Law and Macroeconomics: Legal Remedies to Recessions

After the economic crisis of 2008, private-sector spending took nearly a decade to recover. Yair Listokin thinks we can respond more quickly to the next meltdown by reviving and refashioning a policy approach whose proven success is too rarely acknowledged. Harking back to New Deal regulatory agencies, Listokin proposes that we take seriously law’s ability to function as a macroeconomic tool, capable of stimulating demand when needed and relieving demand when it threatens to overheat economies.

Listokin makes his case by looking at both positive and cautionary examples, going back to the New Deal and including the Keystone Pipeline, the constitutionally fraught bond-buying program unveiled by the European Central Bank at the nadir of the Eurozone crisis, the ongoing Greek crisis, and the experience of U.S. price controls in the 1970s. History has taught us that law is an unwieldy instrument of macroeconomic policy, but Listokin argues that under certain conditions it offers a vital alternative to the monetary and fiscal policy tools that stretch the legitimacy of technocratic central banks near their breaking point while leaving the rest of us waiting and wallowing.

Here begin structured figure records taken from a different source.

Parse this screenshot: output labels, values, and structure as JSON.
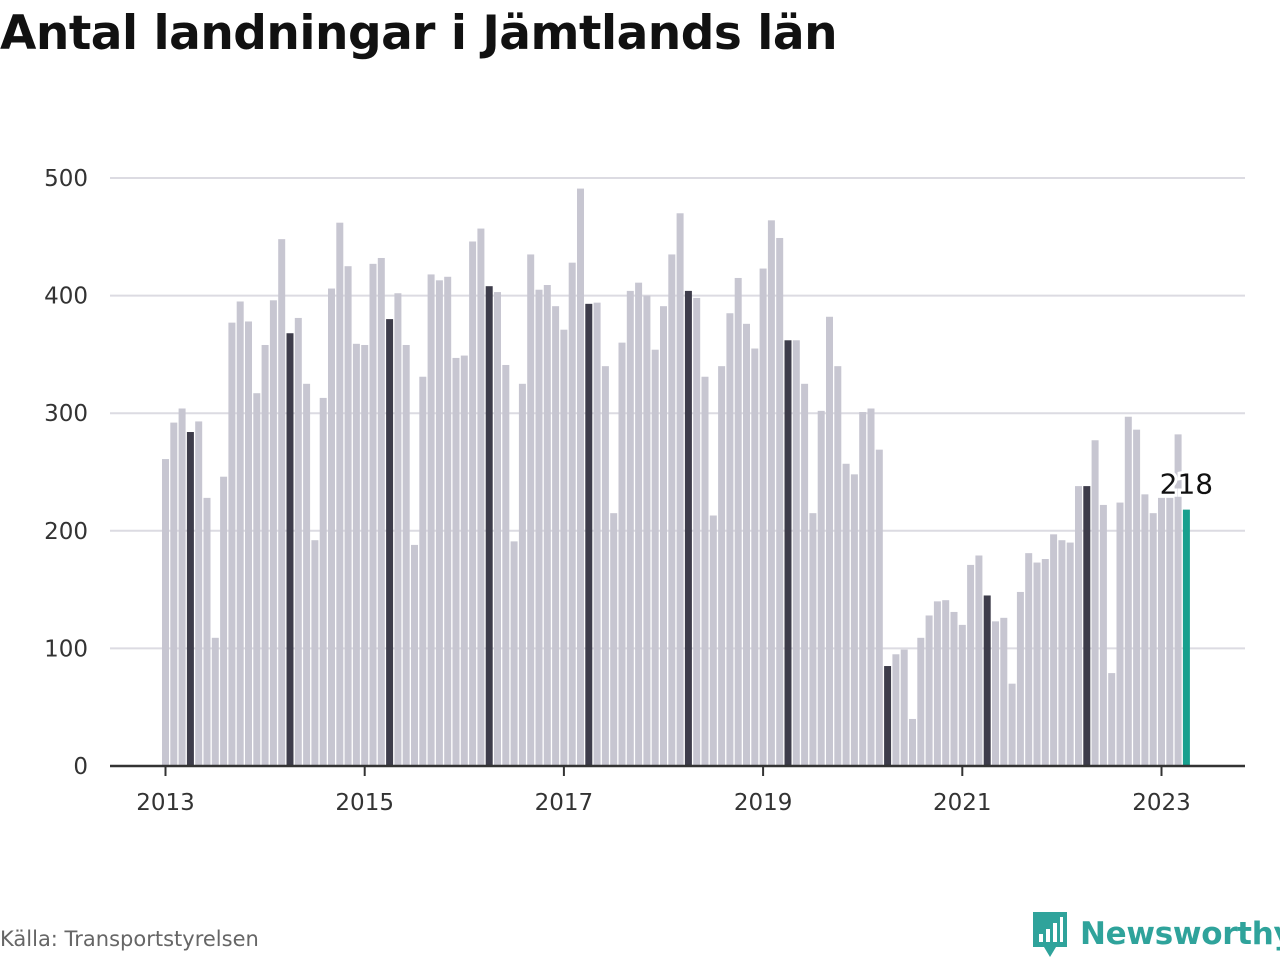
{
  "chart_data": {
    "type": "bar",
    "title": "Antal landningar i Jämtlands län",
    "xlabel": "",
    "ylabel": "",
    "ylim": [
      0,
      500
    ],
    "y_ticks": [
      "0",
      "100",
      "200",
      "300",
      "400",
      "500"
    ],
    "x_ticks": [
      "2013",
      "2015",
      "2017",
      "2019",
      "2021",
      "2023"
    ],
    "grid": true,
    "period": {
      "start": "2013-01",
      "end": "2023-04",
      "frequency": "monthly"
    },
    "highlight_month": "April",
    "highlight_color": "#3d3c4a",
    "bar_color": "#c7c6d1",
    "last_bar_color": "#17a08e",
    "last_value_label": "218",
    "values": [
      261,
      292,
      304,
      284,
      293,
      228,
      109,
      246,
      377,
      395,
      378,
      317,
      358,
      396,
      448,
      368,
      381,
      325,
      192,
      313,
      406,
      462,
      425,
      359,
      358,
      427,
      432,
      380,
      402,
      358,
      188,
      331,
      418,
      413,
      416,
      347,
      349,
      446,
      457,
      408,
      403,
      341,
      191,
      325,
      435,
      405,
      409,
      391,
      371,
      428,
      491,
      393,
      394,
      340,
      215,
      360,
      404,
      411,
      400,
      354,
      391,
      435,
      470,
      404,
      398,
      331,
      213,
      340,
      385,
      415,
      376,
      355,
      423,
      464,
      449,
      362,
      362,
      325,
      215,
      302,
      382,
      340,
      257,
      248,
      301,
      304,
      269,
      85,
      95,
      99,
      40,
      109,
      128,
      140,
      141,
      131,
      120,
      171,
      179,
      145,
      123,
      126,
      70,
      148,
      181,
      173,
      176,
      197,
      192,
      190,
      238,
      238,
      277,
      222,
      79,
      224,
      297,
      286,
      231,
      215,
      228,
      228,
      282,
      218
    ]
  },
  "source": "Källa: Transportstyrelsen",
  "brand": {
    "name": "Newsworthy",
    "icon": "bar-chart-speech-bubble-icon",
    "color": "#2fa39b"
  }
}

For more information about the MacMillan Center and its International Book Prizes, visit its website.

Robert Harms is the Henry J. Heinz Professor of History and African Studies at Yale University. He is the author of several books on African history, including The Diligent, winner of the Mark Lynton History Prize, the Frederick Douglass Prize, and the J. Russell Major Prize. 
 

Yair Listokin is the Shibley Family Fund Professor of Law at Yale Law School. He has been honored with a Milton Friedman Fellowship from the Becker-Friedman Institute at the University of Chicago and his research has been featured in several major media outlets.